Capsular Contracture – A capsule forms around all breast implants after placement, but only when the capsule thickens, contracts, and tightens around the implant is it a contracture. Shape of the breast changes, breast becomes firm or hard, and may become deformed, mis-shaped, and painful. Montelukast or Zafirlukast medications may soften the breasts and relieve pain but usually surgery is required to remove the capsule and replace implants. Can re-occur after new implants placed.
- Asymmetry – The right and left breasts are almost never identical mirror images of one another, mild asymmetry is completely normal and aesthetic. When the asymmetry appears un-aesthetic and/or un-natural, the reason should be identified. The solution is often surgical revision.
- Implant Malposition – If the center of the implant is not directly behind the nipple, the breast appears un-aesthetic. Re-positioning the implant and/or the nipple and areola are often required to improve breast appearance.
- Discomfort / Aching Pain – May develop any time after breast augmentation, and indicate surgical injury, stretching, or displacement of nerves, muscle injury, rib inflammation, capsular contracture, implant rupture, fibrocystic changes, or other problem.
- Disappointing Size – Selection of the best size implant may or may not be successful. Sometimes only after having the implants for a while does it become apparent that a smaller or larger size would be more suitable. Changes in the woman’s body (weight loss or gain, pregnancy) may induce desire for smaller or larger implant. Pursuit of a more active sport may make a smaller implant more comfortable. Career, lifestyle, and wardrobe changes may also change size preference.

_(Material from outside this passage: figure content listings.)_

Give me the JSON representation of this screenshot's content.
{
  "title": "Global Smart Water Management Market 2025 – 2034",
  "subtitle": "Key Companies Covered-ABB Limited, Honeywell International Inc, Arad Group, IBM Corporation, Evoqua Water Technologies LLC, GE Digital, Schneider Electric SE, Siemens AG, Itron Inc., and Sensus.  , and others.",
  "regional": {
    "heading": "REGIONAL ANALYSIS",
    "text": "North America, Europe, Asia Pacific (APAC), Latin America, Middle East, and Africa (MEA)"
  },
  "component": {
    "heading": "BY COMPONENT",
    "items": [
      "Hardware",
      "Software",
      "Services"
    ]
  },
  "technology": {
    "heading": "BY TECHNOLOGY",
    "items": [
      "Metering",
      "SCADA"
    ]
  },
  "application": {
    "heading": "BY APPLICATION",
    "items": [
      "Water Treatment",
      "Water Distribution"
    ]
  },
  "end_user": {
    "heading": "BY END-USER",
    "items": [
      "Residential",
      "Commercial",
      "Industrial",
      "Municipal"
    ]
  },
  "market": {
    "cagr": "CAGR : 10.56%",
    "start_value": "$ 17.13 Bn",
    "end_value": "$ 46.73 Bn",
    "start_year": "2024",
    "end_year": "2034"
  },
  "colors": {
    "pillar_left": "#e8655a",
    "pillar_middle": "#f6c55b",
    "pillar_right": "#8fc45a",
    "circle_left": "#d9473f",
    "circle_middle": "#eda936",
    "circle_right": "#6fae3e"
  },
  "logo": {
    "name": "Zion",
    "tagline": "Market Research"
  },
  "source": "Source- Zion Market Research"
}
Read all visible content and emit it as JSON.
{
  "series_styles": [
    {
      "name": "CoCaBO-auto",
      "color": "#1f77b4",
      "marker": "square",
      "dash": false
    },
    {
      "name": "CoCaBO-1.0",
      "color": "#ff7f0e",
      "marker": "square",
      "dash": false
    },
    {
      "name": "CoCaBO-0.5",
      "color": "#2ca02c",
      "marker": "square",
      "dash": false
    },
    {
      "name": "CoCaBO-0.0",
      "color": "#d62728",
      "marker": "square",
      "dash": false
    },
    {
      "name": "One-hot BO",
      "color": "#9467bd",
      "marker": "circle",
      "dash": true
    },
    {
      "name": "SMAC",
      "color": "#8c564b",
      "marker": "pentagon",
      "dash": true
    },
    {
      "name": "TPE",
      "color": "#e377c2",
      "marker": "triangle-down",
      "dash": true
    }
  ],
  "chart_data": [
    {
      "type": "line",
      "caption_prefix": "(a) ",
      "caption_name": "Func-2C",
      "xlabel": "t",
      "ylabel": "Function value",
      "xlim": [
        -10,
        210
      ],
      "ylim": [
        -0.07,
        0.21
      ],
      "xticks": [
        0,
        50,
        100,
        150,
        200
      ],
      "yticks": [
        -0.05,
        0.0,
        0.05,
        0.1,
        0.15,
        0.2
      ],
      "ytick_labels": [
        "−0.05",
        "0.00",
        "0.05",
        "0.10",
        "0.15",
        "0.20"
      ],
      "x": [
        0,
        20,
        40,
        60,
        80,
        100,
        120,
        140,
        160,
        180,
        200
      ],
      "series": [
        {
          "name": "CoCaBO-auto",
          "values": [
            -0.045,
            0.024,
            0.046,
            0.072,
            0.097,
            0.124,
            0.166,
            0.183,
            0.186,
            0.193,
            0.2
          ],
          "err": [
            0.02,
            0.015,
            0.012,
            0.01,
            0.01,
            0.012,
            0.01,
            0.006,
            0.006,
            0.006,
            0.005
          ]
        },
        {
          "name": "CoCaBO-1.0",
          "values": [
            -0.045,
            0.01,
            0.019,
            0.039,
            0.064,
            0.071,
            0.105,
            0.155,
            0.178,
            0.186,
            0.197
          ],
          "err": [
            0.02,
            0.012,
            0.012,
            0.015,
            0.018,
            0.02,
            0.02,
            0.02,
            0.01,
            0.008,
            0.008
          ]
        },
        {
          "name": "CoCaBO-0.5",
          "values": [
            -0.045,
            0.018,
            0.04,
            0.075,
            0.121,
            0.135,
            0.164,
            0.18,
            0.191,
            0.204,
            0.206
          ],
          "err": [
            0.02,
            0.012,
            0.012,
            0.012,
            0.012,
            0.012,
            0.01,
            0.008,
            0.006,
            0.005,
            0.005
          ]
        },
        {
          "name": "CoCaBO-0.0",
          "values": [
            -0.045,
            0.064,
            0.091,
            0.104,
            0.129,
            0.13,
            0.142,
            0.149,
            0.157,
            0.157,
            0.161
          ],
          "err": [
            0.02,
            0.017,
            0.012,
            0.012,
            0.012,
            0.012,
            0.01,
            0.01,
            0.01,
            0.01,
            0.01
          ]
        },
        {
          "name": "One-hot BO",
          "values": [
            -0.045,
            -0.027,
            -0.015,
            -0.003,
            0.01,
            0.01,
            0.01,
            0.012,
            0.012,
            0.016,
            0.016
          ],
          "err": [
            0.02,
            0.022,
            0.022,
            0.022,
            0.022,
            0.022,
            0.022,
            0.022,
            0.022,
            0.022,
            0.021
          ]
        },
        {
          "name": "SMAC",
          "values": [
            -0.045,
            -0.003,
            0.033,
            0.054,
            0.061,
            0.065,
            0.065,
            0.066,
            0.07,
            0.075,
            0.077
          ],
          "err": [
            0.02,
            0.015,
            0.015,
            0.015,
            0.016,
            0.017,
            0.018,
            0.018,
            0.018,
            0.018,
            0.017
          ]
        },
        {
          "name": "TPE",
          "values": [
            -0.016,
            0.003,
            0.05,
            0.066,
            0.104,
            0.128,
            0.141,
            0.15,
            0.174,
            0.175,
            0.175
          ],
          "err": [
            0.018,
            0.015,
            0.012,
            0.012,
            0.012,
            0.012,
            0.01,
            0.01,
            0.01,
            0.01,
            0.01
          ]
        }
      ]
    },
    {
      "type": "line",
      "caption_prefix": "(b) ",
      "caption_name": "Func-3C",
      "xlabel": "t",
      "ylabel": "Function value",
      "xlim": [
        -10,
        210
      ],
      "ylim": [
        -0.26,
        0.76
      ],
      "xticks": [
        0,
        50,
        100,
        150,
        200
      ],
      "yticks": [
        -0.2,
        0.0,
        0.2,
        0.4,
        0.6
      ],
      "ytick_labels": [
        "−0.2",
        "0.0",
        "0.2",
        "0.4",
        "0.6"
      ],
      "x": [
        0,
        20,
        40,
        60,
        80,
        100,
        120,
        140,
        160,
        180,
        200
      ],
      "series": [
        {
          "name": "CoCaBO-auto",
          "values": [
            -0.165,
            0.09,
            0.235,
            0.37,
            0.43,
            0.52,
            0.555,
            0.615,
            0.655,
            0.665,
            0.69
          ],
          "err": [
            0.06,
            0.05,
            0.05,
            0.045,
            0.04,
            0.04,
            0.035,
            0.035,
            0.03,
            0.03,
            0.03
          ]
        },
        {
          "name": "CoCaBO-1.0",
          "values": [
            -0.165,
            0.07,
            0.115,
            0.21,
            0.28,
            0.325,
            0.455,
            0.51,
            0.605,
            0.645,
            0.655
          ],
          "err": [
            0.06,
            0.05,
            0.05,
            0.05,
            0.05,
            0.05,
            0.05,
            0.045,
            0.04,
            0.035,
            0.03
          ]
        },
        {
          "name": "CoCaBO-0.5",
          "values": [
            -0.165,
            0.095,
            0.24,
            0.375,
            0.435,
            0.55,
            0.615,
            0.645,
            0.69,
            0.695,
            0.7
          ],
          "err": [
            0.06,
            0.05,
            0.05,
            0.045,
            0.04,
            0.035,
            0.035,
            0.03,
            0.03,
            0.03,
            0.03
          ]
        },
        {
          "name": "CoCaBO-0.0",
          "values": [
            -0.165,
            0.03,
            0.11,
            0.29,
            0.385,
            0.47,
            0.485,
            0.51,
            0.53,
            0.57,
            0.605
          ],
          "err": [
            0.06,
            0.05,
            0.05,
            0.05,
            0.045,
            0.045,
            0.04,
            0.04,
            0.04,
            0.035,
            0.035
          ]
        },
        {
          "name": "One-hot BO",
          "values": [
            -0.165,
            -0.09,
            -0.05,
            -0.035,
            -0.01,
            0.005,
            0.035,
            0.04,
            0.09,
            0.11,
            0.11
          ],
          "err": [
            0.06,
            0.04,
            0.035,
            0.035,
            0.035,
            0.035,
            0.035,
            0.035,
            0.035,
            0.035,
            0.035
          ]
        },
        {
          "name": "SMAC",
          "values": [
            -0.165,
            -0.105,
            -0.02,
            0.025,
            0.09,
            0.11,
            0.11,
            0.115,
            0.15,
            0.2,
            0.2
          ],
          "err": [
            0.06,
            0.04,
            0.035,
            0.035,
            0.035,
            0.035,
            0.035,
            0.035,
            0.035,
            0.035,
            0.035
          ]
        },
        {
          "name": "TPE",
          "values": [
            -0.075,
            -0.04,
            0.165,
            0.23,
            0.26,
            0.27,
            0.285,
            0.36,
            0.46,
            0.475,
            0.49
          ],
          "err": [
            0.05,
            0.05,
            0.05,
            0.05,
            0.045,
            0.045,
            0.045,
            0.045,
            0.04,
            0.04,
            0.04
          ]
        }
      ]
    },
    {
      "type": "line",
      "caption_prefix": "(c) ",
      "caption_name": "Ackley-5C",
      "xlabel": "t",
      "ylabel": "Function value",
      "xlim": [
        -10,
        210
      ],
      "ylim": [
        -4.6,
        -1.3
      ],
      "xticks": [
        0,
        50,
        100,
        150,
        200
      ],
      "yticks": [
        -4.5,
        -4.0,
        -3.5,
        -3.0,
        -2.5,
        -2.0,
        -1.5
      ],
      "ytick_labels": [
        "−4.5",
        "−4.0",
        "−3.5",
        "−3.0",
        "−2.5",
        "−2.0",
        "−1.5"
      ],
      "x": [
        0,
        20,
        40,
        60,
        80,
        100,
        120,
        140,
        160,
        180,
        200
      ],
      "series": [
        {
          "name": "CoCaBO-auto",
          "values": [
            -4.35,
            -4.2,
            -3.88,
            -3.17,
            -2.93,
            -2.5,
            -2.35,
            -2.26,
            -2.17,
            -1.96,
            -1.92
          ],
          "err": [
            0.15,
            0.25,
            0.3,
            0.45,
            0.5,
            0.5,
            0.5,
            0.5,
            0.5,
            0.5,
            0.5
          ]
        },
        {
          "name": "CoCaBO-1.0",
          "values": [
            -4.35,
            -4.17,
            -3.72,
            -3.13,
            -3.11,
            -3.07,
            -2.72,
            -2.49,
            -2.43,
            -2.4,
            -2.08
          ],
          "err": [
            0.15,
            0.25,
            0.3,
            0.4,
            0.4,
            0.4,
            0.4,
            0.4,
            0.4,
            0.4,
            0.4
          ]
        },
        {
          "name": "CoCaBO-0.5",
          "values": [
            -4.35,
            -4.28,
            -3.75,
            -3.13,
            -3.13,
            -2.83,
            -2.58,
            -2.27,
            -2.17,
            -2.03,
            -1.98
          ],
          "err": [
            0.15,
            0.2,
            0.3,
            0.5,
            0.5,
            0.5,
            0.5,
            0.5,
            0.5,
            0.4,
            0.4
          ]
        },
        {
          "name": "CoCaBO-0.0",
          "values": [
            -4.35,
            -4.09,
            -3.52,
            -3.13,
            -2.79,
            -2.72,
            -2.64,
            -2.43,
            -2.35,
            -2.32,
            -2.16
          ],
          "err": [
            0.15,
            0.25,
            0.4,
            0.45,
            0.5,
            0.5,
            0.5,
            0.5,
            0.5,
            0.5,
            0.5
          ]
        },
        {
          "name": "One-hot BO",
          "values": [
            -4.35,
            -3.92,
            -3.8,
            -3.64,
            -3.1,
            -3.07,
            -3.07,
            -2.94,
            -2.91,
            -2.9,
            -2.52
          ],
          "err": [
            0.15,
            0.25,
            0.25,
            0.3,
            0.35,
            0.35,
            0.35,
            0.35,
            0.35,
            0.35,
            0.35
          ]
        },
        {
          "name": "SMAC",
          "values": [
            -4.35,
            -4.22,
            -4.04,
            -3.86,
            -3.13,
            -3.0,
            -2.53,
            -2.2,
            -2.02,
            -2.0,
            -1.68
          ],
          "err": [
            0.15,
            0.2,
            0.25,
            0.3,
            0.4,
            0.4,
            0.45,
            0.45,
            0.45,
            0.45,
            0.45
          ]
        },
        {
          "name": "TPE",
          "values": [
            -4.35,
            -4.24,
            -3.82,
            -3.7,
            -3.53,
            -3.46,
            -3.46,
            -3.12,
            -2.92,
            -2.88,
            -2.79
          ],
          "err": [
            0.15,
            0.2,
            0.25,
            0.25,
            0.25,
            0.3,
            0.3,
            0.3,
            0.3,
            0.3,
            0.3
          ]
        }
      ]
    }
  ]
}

- Wrinkling / Rippling – Thin skin over a breast implant may show ripples or wrinkles in certain positions or with muscle contraction if the device is beneath pectoralis major muscle.

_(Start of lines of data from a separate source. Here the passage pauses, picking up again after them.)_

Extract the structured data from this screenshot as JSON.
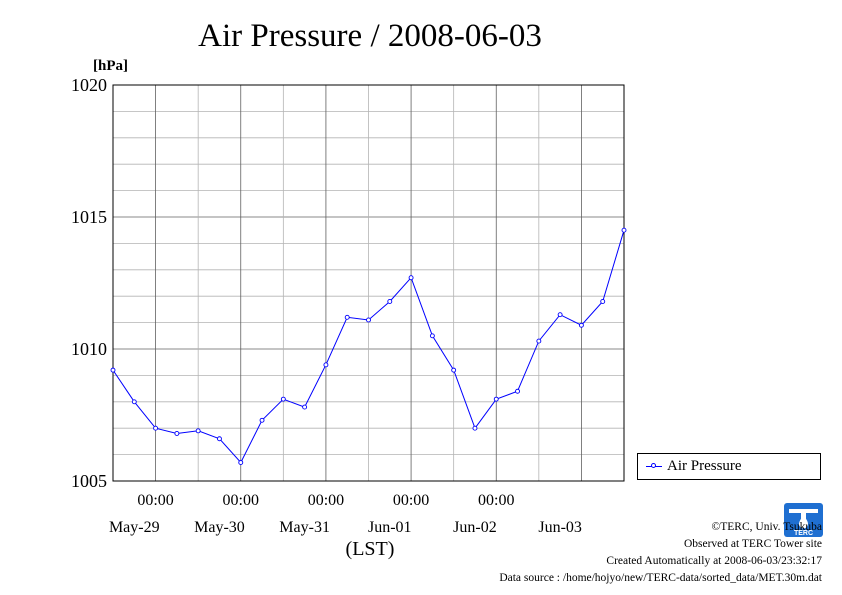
{
  "chart_data": {
    "type": "line",
    "title": "Air Pressure / 2008-06-03",
    "ylabel": "[hPa]",
    "xlabel": "(LST)",
    "ylim": [
      1005,
      1020
    ],
    "yticks": [
      "1005",
      "1010",
      "1015",
      "1020"
    ],
    "xlim_days": [
      0,
      6
    ],
    "time_tick_label": "00:00",
    "date_labels": [
      "May-29",
      "May-30",
      "May-31",
      "Jun-01",
      "Jun-02",
      "Jun-03"
    ],
    "grid": true,
    "legend_position": "right",
    "series": [
      {
        "name": "Air Pressure",
        "color": "#0000ff",
        "marker": "open-circle",
        "x": [
          0.0,
          0.25,
          0.5,
          0.75,
          1.0,
          1.25,
          1.5,
          1.75,
          2.0,
          2.25,
          2.5,
          2.75,
          3.0,
          3.25,
          3.5,
          3.75,
          4.0,
          4.25,
          4.5,
          4.75,
          5.0,
          5.25,
          5.5,
          5.75,
          6.0
        ],
        "values": [
          1009.2,
          1008.0,
          1007.0,
          1006.8,
          1006.9,
          1006.6,
          1005.7,
          1007.3,
          1008.1,
          1007.8,
          1009.4,
          1011.2,
          1011.1,
          1011.8,
          1012.7,
          1010.5,
          1009.2,
          1007.0,
          1008.1,
          1008.4,
          1010.3,
          1011.3,
          1010.9,
          1011.8,
          1014.5
        ]
      }
    ]
  },
  "legend": {
    "label": "Air Pressure"
  },
  "footer": {
    "copyright": "©TERC, Univ. Tsukuba",
    "observed": "Observed at TERC Tower site",
    "created": "Created Automatically at 2008-06-03/23:32:17",
    "source": "Data source : /home/hojyo/new/TERC-data/sorted_data/MET.30m.dat"
  },
  "logo": {
    "text": "TERC",
    "color": "#1f6fd1"
  }
}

- Numbness of one or both nipples – Loss of nipple sensation or hypersensitivity is often temporary after breast augmentation but may be permanent if nerves are significantly displaced or injured during implant placement. This can be unpredictable. If nipple sensation is important for sexual response, the surgeon should be aware of this in advance and design the procedure to protect sensory nerves of the breast as much as possible.
- Scar visibility – Expert planning of the augmentation for scar placement and expert wound closure for scar quality are important for the most obscure invisible scars. Even so, some women are genetically predisposed to form dark, thick, or wide scars. In such cases, surgical scar excision and secondary closure may be indicated.

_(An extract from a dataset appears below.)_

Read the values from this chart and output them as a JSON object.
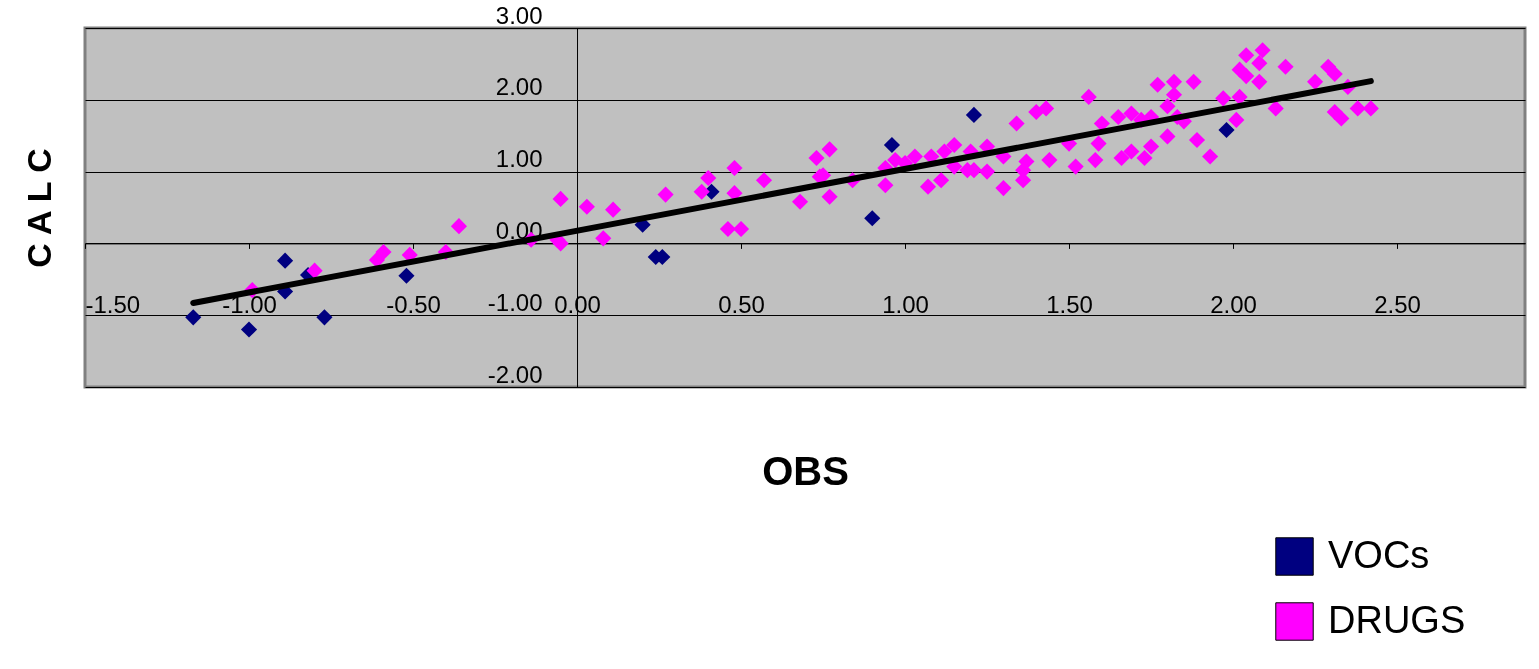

- Implant Failure (rupture) – If the implants are filled with saline (salt water), rupture is obvious because the failed implant deflates quickly producing dramatic breast asymmetry. If the implant is filled with silicone gel, rupture (failure) is often “silent” and may remain undetected for years. Only imaging with ultrasound, CT scan, or magnetic resonance (MRI) or a change in breast texture, shape, or discomfort will indicate the problem. Both the FDA and implant manufacturers recommend removal of failed implants with or without replacement.
- Hematoma (post surgical bleeding) – bruising is common after breast augmentation surgery, but dramatic asymmetry that was not present before augmentation, or painful swelling on one side likely indicates bleeding around the implant after wound closure. Secondary surgery to evacuate (remove) the blood clot (hematoma) may be indicated.